It was near the start of the 21st century that the reality of this transformation struck. Investment funds began selecting wheat and other agricultural commodities, plus a wide range of energy and metals, as profitable places. The initial marketing focus was that commodity ownership is an effective tool for investors seeking protection against inflation on grounds that commodities would outrun other prices. This theory quickly shifted into favoring purchases made in the same way positions are taken in equity and fixed income securities. Involvement of long-short hedge funds in this arena saw the influence of this new role for wheat and other grain markets change from initial focus on outright ownership to taking both sides. It felt very much like markets that once were largely influenced by demand-supply factors were now subject to vast forces beyond the experience of industry participants. Open commitments held by “investors” overwhelmed other positions.
According to a leading international bank, institutions and individuals from 2004 into early this year made investments totaling $440 billion in acquiring index funds and exchange-traded funds that are designed to track commodity price moves. By comparison, in that same period, net outlays to acquire U.S. stock funds totaled $25 billion. Beginning this year, the record-setting pace of commodity-related funds reversed, falling as investors fled from commodities. The main cause for writing the demise of the “supercycle” is slowing of the Chinese economy and the reality that China will not provide a perpetually growing market for either grains or base metals or energy. Yes, that change came just as China contracted to import more wheat than in many years, but that did not spur any revision of the view that China should not be counted on to buy increasing quantities of a wide range of commodities.

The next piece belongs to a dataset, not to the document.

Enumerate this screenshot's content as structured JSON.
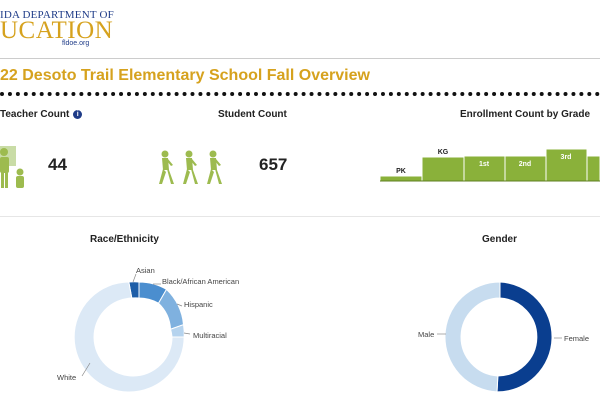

Although connections are not often made, it is likely that the surge in commodity trading stimulated international banks to seek a role in commodities reaching beyond financing and selling funds. As the result of new laws enacted by Congress more than a decade ago and a 2003 ruling by the Federal Reserve, leading international banks entered into ownership and operation of commodity-related assets like warehouses, ships and pipelines. Described as complementary activities related to regular banking and also cited as an essential part of banking’s history, these moves have not included significant positions in agriculturally-related commodities. No major grain storage elevators are owned by banks, which have long considered well-run elevators as important holders of assets against which huge amounts of capital are borrowed. Yes, there are instances of banks playing roles different from the usual even in grain-based foods.
Banking’s ties to commodity markets, especially grain-based foods, comprise a relationship that has existed for hundreds of years. What has happened in the past decade is different from that past, and whether the pending return to normalcy should be welcomed or not is something that only time will answer. One certainty is that markets, while relieved of some unusual pressures, will continue to demand extraordinary skills and close attention.